Just to catch you up.
Long before anything even happens, as far as story goes, Death Sentence inducts us into a world riddled with the strangest STD ever. The G+ strain will end you life, should you contract it, and end it within six months. But the disease will also give you superpowers. Honest-to-goodness superpowers.
What proved so tantalizing about Death Sentence at first was the idea of Death Sentence itself. Think of it this way. It’s AIDS with a giant payday. Which meant that Monty and Mike could (and in fact did) tackle the larger issue of a Doomed Generation.
The Doomed Generation was that generation (Gen Y?) that was born at just the right time to see the living memories of the sexual and hedonistic excesses of the late 60s and right through the 70s (think of the original punk scene) play out in their childhoods. Naturally the expectation of this Doomed Generation would be that a similarly ramped-up hedonism would hold sway when they themselves came into childhood’s end. (Even if such hedonism would look more like Metallica and Guns ‘N Roses than Led Zeppelin.) But of course, this was not to be. HIV pretty much saw to that, particularly to curtailing the sexual excesses.
By the mid- to late-‘90s, when a Doomed Generation that witnessed first hand the death of Disco without being able to understand its implications came into majority, things were far more sedate. Self-restraint seemed to be the watchword of the day. Kurt Cobain seemed to direct us all to a deeper more spiritual kind of plenty.

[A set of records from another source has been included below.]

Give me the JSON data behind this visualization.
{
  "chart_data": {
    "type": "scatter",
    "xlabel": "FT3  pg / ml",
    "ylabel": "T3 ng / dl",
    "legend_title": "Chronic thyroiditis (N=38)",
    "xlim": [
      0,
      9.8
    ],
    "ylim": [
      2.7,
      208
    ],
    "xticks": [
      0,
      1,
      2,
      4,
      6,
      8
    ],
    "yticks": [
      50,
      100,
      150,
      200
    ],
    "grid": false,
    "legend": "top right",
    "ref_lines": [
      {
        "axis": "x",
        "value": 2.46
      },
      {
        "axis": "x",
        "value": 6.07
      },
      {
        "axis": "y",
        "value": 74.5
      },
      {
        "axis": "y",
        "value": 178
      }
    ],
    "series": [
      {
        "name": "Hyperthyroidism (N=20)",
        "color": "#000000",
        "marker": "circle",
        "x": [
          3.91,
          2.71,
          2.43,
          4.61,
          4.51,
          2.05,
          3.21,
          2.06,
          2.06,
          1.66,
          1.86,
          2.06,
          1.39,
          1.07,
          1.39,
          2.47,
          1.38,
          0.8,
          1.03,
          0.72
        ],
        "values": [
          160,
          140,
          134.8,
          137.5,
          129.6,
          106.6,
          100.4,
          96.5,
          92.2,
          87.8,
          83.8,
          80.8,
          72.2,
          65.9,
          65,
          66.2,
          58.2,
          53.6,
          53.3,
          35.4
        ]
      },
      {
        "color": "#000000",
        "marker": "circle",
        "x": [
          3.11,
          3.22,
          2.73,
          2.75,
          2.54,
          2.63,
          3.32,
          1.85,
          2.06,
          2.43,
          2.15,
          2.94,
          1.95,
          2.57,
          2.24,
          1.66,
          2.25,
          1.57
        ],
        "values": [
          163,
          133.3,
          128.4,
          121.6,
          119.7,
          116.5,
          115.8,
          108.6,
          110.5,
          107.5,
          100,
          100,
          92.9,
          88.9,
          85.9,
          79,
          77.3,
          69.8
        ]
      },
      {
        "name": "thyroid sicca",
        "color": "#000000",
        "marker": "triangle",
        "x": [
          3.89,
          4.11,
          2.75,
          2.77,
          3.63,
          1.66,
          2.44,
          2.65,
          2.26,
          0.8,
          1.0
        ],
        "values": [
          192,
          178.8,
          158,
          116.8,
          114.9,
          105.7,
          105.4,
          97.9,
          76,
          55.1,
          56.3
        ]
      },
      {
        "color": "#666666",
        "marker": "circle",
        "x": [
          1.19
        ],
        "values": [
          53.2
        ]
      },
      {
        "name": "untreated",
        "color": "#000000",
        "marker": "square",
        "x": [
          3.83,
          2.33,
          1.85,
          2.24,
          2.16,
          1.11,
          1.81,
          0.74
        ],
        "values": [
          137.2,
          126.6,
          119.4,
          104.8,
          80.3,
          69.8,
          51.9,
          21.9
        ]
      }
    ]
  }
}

On its surface, Death Sentence dealt with exactly that existential angst. How can we be formidable again? Be hedonistic vikings thrilling in the exuberance of lives lived to the fullest? But that Dickensian surface was exactly that, just the surface of it. In truth. What Death Sentence was more complex in a literary sense. Monty Nero was attempting to reconcile the politics of writing.
There are at least two grand political traditions that literature offers, Dear Reader. For the first, think of every writer you love and admire. Everyone from William Shakespeare to Victor Hugo to Yukio Mishima to Dickens himself. The lesson for the first political grand narrative is that history is the history of greatness as evidenced by great people. And all that’s changed over the course of time has been that the greatness has gotten smaller (from a King invaded France to an orphan on the streets of London), and that the stage that is the world has gotten larger. But think of every other writer you adore and fear. Hemingway, Joyce, Fitzgerald, Chandler, Mailer, Thompson (both Thompsons, in fact), Poe. The lesson from these writers is that everything always tends to psychological interiority. Towards the inner, the smaller, the self.
Dostoevsky’s great insight was to bridge to the former by leveraging the latter. Nero’s great insight was to reverse that process. To show how the personal only makes sense in light of the grander social and psychosocial landscape.
It’s no surprise then, that what we see playing out in the pages of issue #4 is a kind of Sexual Akira. Otomo’s Nobel-worthy 2,400-plus page saga about unbuilding a society that was founded on a lie, becomes the only meaningful way of describing exactly that hedonistic excess seen on the page. But beyond that. We get the meaningful story of Verity’s quixotic Quest (capital cue) to resist the ravages of a flagging biology (we’re all going to die, Verity realizes, but just, y’know, Verity’s going to die first) by producing art that will last. And the most tantalizing twist yet? Right at the end of chapter four, that artwork takes the form of biology.